Préparation de la deuxième phase du plan national de lutte contre la fracture numérique 2011-2015
En une trentaine d’années, les technologies de l’information ont révolutionné nos modes de production, de gestion et de communication. D’abord présentes au niveau du monde du travail, elles ont petit à petit envahi la sphère privée.
Ces nouvelles technologies s’imposent aujourd’hui comme un standard dans notre manière de s’informer, de communiquer, d’établir des liens sociaux, de travailler, d’acheter, de mener des démarches administratives, de se divertir... Leur impact sur notre vie quotidienne est donc loin d’être neutre, avec des côtés indéniablement positifs pour tous ceux qui les maîtrisent.
Mais aussi avec des nouvelles formes de vulnérabilité et d’exclusion pour les personnes qui n’ont pas accès à ces technologies ou n’en connaissent pas ou peu le fonctionnement.

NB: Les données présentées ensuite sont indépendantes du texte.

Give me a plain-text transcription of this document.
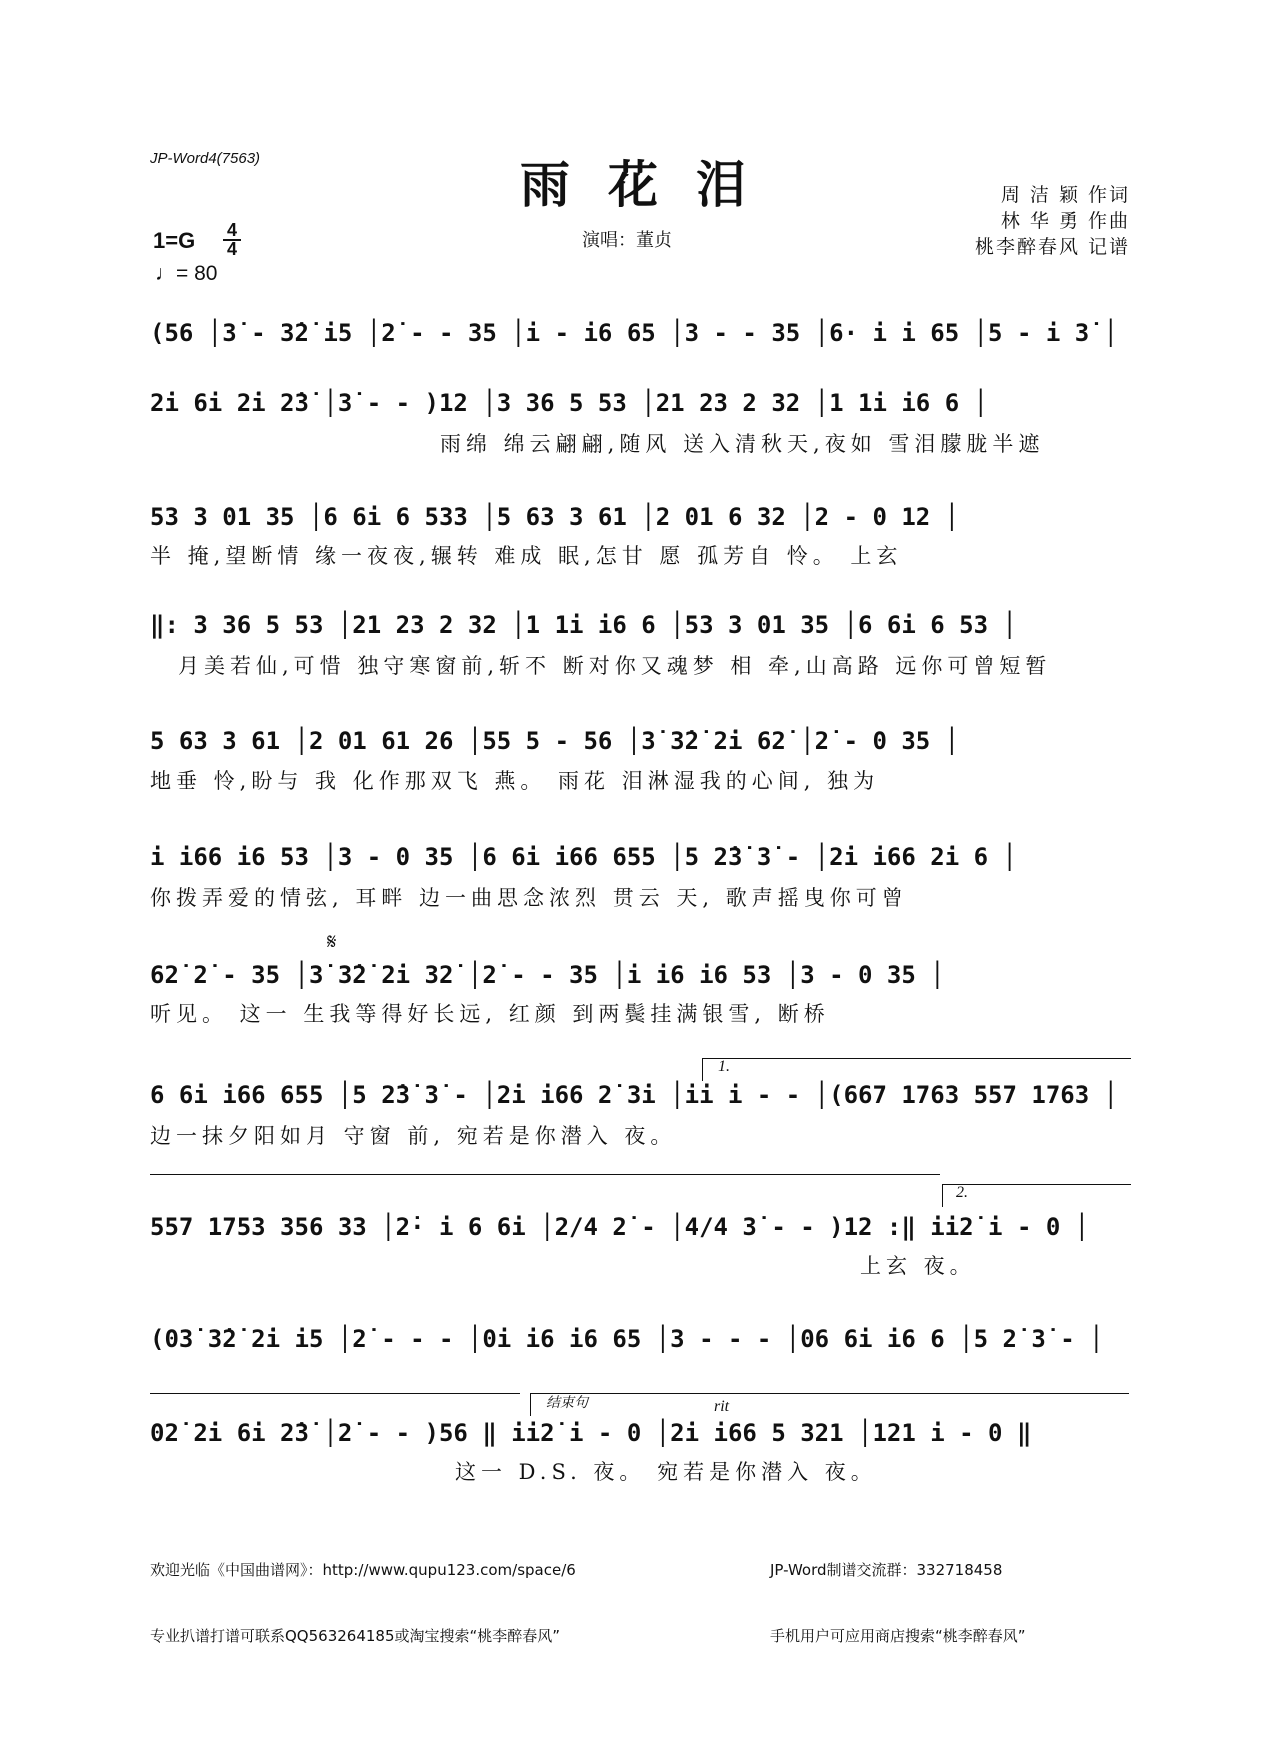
JP-Word4(7563)	雨花泪	周 洁 颖 作词
林 华 勇 作曲
桃李醉春风 记谱
1=G 4
4
♩= 80
演唱：董贞
(56 │3̇ - 3̇2̇ i5 │2̇ - - 35 │i - i6 65 │3 - - 35 │6· i i 65 │5 - i 3̇ │
2̇i 6i 2̇i 2̇3̇ │3̇ - - )12 │3 36 5 53 │21 23 2 32 │1 1i i6 6 │
雨绵 绵云翩翩,随风 送入清秋天,夜如 雪泪朦胧半遮
53 3 01 35 │6 6i 6 533 │5 63 3 61 │2 01 6 32 │2 - 0 12 │
半 掩,望断情 缘一夜夜,辗转 难成 眠,怎甘 愿 孤芳自 怜。 上玄
‖: 3 36 5 53 │21 23 2 32 │1 1i i6 6 │53 3 01 35 │6 6i 6 53 │
月美若仙,可惜 独守寒窗前,斩不 断对你又魂梦 相 牵,山高路 远你可曾短暂
5 63 3 61 │2 01 61 26 │55 5 - 56 │3̇ 3̇2̇ 2̇i 62̇ │2̇ - 0 35 │
地垂 怜,盼与 我 化作那双飞 燕。 雨花 泪淋湿我的心间, 独为
i i66 i6 53 │3 - 0 35 │6 6i i66 655 │5 2̇3̇ 3̇ - │2̇i i66 2̇i 6 │
你拨弄爱的情弦, 耳畔 边一曲思念浓烈 贯云 天, 歌声摇曳你可曾
𝄋
62̇ 2̇ - 35 │3̇ 3̇2̇ 2̇i 32̇ │2̇ - - 35 │i i6 i6 53 │3 - 0 35 │
听见。 这一 生我等得好长远, 红颜 到两鬓挂满银雪, 断桥
1.
6 6i i66 655 │5 2̇3̇ 3̇ - │2̇i i66 2̇ 3̇i │ii i - - │(667 1763 557 1763 │
边一抹夕阳如月 守窗 前, 宛若是你潜入 夜。
2.
557 1753 356 33 │2̇· i 6 6i │2/4 2̇ - │4/4 3̇ - - )12 :‖ ii2̇ i - 0 │
上玄 夜。
(03̇ 3̇2̇ 2̇i i5 │2̇ - - - │0i i6 i6 65 │3 - - - │06 6i i6 6 │5 2̇ 3̇ - │
结束句	rit
02̇ 2̇i 6i 2̇3̇ │2̇ - - )56 ‖ ii2̇ i - 0 │2̇i i66 5 321 │121 i - 0 ‖
这一 D.S. 夜。 宛若是你潜入 夜。

欢迎光临《中国曲谱网》：http://www.qupu123.com/space/6

专业扒谱打谱可联系QQ563264185或淘宝搜索“桃李醉春风”

JP-Word制谱交流群：332718458

手机用户可应用商店搜索“桃李醉春风”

Cette fracture entre ceux qui bénéficient des bienfaits de l’Internet et ceux qui en sont exclus est rapidement apparue comme problématique, car elle est source d’inégalités en termes d’accès au travail, à l’éducation, à divers biens et services, à l’exercice de la citoyenneté…
Elle est ainsi devenue un réel vecteur d’exclusion sociale.
Afin d’y remédier, un Plan d’action national de Lutte contre la fracture numérique a été adopté fin 2005, par le gouvernement fédéral et les entités fédérées. Celui-ci a permis de structurer les actions et les politiques par rapport à un enjeu social majeur et des objectifs communs. Dans le cadre de leurs compétences, les entités ont pu donner une nouvelle impulsion à leurs interventions respectives et développer de nouveaux projets, dans une dynamique nationale.
Le Plan d’action comprenait deux phases distinctes, chacune d’une durée de 5 ans. Pour lutter efficacement contre la fracture numérique, il est apparu important à l’époque d’inscrire les actions sur du long terme, mais sans pour autant les couler dans des décisions rigides. En effet, les technologies de l’information évoluent continuellement, la fracture numérique n’est pas un phénomène figé.
La première phase arrive à échéance fin de cette année. Afin de poursuivre la dynamique enclenchée en 2005, une deuxième phase 2011-2015 doit être élaborée.
Avant de se pencher sur le futur, un regard sur le passé et une mise en perspective de l’action menée s’imposaient. C’est l’objet de la commande qui a été passée aux équipes de la Fondation Travail-Université (Namur) et de la Katholieke Hogeschool Kempen.
Leur travail a porté sur l’évaluation du Plan 2006-2010, mais aussi sur une analyse des travaux et des programmes récents, belges ou étrangers, concernant la lutte contre la fracture numérique. Au regard des évolutions récentes concernant cette problématique, leur mission comprenait également la formulation de recommandations pour un prochain plan.
Dans la rédaction de leur rapport, les chercheurs ont tenu compte de l’expertise institutionnelle et du monde associatif, en matière d’inclusion sociale, de lutte contre la pauvreté et contre la fracture numérique. Afin de coller au plus près à la réalité, j’ai en effet souhaité que ce travail préparatoire puisse relayer l’avis des acteurs de terrain sur la vision à inscrire dans la deuxième phase du plan, les publics cibles à viser, les objectifs à atteindre…
Ceux-ci sont venus nombreux pour participer aux workshops organisés par les équipes de chercheurs. Je tiens à les remercier vivement pour leurs apports qui ont été riches en enseignement.
Je tiens également à remercier chaleureusement les représentants des entités fédérale et fédérées qui ont participé de manière constructive au comité de suivi de ce rapport, ainsi que les équipes de chercheurs pour le travail de qualité qu’ils ont livré.
Le rapport sur la préparation de la deuxième phase du plan national de lutte contre la fracture numérique 2011-2015 est aujourd’hui terminé.
Le document que vous tenez dans les mains n’en est pas pour autant le texte définitif de cette deuxième phase. Grâce à la collaboration fructueuse menée avec tous les acteurs politiques, institutionnels et associatifs concernés, il constitue une formidable source d’information et de réflexion, ancrée dans l’actualité des technologies de l’information et de la communication, ainsi que la réalité de terrain. Les propositions des chercheurs pour un futur plan constituent de réelles pistes d’action.
J’invite maintenant les entités fédérales et fédérées à s’en saisir dans le cadre de la Conférence interministérielle et à s’en inspirer largement lors de l’élaboration de la deuxième phase du Plan national de lutte contre la fracture numérique.